Te voy a contar una historia:
Se trata de Bethlehem Tilahun Alemu, una mujer etíope que no solo rompió esquemas, ¡los deshizo por completo! Nació en Zenebwork, un barrio de clase trabajadora en Addis Ababa, allá por 1980. Su papá era electricista, su mamá enfermera, y desde pequeña, Bethlehem notaba una cosa: su comunidad tenía mucho talento, pero muy pocas oportunidades. Estudió contabilidad en Unity University y aunque parecía que iba a seguir una vida común, ella tenía planes mucho más grandes
Después de graduarse en 2004, con apenas $3 000 dólares que juntó con ayuda de su familia, abrió su primer taller de zapatos en un terreno que le prestó su abuela. Imagínate: llantas recicladas como suela, fibras naturales, y una misión clara desde el principio—dignificar el trabajo artesanal y combatir la pobreza con ingenio. Así nació soleRebels en 2005.

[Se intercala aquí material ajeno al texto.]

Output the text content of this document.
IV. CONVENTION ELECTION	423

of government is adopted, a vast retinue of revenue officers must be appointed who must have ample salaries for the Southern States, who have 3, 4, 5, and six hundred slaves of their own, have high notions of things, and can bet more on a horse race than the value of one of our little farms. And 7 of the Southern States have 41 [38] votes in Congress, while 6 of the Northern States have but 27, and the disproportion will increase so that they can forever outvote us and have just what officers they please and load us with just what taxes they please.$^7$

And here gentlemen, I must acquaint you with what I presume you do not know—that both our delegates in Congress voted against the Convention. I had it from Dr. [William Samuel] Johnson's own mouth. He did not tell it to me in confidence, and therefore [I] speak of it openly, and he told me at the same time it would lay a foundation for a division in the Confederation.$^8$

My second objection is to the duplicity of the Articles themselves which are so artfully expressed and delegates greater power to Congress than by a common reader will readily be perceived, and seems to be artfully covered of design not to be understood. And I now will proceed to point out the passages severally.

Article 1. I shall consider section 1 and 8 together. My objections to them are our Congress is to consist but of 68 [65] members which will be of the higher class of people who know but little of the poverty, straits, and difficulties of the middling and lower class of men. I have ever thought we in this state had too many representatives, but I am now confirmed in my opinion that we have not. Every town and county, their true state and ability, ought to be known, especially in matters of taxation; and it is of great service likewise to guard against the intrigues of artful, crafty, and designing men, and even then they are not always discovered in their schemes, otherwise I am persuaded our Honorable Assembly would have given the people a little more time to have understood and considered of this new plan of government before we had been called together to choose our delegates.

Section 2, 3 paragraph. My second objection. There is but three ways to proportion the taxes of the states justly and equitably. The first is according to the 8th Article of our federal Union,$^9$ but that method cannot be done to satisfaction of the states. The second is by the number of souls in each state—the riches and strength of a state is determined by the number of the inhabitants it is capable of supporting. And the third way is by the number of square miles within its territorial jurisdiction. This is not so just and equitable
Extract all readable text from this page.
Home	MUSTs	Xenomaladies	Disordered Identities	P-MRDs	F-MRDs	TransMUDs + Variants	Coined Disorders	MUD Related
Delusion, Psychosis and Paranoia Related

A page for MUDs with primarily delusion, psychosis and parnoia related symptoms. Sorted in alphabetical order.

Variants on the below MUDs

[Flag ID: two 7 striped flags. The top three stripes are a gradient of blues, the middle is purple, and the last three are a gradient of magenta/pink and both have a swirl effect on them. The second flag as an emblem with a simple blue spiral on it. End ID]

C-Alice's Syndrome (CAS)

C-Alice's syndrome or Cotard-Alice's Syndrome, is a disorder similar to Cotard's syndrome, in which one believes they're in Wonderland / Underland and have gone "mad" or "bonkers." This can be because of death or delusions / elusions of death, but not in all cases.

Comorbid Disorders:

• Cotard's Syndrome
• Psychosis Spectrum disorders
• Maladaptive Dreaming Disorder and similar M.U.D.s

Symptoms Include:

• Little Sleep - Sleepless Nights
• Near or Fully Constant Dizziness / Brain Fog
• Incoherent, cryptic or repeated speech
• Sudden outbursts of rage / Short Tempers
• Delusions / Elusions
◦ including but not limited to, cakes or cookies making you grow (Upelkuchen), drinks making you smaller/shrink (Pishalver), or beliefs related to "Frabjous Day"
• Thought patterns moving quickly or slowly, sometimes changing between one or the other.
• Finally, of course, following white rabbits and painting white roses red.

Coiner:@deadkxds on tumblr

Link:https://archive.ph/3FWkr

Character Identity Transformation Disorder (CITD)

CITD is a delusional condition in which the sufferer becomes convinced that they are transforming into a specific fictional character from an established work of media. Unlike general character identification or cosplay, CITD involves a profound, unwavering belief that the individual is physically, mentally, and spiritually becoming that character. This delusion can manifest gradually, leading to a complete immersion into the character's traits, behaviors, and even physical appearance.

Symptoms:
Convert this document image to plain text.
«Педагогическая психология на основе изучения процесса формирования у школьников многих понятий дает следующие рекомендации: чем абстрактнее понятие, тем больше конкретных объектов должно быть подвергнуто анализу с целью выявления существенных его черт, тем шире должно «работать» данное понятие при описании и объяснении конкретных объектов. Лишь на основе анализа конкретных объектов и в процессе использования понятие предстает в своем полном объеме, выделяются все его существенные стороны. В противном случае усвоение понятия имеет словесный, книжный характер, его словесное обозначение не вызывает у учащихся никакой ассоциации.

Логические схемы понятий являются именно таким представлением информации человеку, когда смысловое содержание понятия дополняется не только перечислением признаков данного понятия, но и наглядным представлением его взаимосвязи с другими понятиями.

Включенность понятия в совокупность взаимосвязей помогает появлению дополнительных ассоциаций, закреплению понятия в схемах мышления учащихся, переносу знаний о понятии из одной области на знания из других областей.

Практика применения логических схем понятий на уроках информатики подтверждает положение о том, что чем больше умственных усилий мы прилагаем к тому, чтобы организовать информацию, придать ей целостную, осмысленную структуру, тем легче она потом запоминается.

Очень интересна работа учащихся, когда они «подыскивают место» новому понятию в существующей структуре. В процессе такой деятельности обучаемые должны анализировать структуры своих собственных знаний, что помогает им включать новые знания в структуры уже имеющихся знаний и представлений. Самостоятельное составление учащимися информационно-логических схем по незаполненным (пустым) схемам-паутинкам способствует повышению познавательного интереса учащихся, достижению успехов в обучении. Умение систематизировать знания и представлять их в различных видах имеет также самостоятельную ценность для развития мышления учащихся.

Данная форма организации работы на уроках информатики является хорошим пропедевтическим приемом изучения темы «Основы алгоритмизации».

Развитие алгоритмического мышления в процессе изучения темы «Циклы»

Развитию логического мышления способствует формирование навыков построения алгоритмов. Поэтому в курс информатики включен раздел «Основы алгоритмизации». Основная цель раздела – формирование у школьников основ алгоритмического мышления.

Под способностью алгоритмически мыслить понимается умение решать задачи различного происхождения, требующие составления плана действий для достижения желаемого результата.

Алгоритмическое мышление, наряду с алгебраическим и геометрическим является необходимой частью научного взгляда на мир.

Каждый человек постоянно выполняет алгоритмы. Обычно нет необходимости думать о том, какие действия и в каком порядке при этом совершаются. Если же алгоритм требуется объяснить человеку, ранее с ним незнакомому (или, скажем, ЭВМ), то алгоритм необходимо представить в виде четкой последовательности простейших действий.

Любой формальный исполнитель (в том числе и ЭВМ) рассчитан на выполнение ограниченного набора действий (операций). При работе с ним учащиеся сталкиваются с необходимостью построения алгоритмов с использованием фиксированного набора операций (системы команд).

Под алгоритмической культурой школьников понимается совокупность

Desde el primer par de zapatos, Bethlehem pagó sueldos justos, mucho más altos que el promedio local, e insistió en mantener procesos sostenibles y de comercio justo.
Los comienzos fueron humildes: cinco personas, todo hecho a mano, sin presupuesto de marketing. Pero ella tenía una visión tan clara, que incluso cuando llegaron pedidos enormes de tiendas como Urban Outfitters, no se achicó. Apostó por el e-commerce antes de que fuera tendencia y logró certificarse con la WFTO, siendo la primera y única fábrica de calzado con ese reconocimiento. De ahí en adelante, todo fue exponencial: tiendas en Silicon Valley, Europa, Asia… antes de 2016 ya tenía más de 18 tiendas propias por el mundo.
Los reconocimientos llovieron. CNN la nombró una de las emprendedoras que están cambiando el mundo, Forbes la puso en su radar, y fue la primera mujer africana en hablar en la Clinton Global Initiative. Pero Bethlehem no se detuvo. En 2014 lanzó Republic of Leather, una marca de artículos de piel sostenibles, y en 2016 fundó Garden of Coffee, una cadena de cafeterías que busca poner el café etíope en el mapa global con orgullo local. Y sí, también quiere fundar un banco, porque su visión es que el desarrollo no puede depender de caridad, sino de empoderamiento financiero.
Su impacto va más allá de lo empresarial. Ha generado más de 1 200 empleos formales, la mayoría para mujeres y personas con discapacidad, ofreciendo seguro médico, transporte y formación continua.
Es mamá de tres hijos y maneja todo esto con una calma admirable. Lo que más me encanta de ella es que nunca buscó “salir” de África para tener éxito. Todo lo construyó desde adentro, demostrando que la innovación no es propiedad de Silicon Valley, sino del ingenio humano.
Bethlehem entiende que transformar la comunidad no es caridad, es responsabilidad. No necesitó millones, ni permisos, solo una idea clara y la determinación de hacerla realidad. Cada paso suyo nos recuerda que una mujer con propósito puede revolucionar no solo su industria, sino su país y su continente.
“La lección más importante que he aprendido como emprendedora es que debes tener una actitud de nunca rendirte.”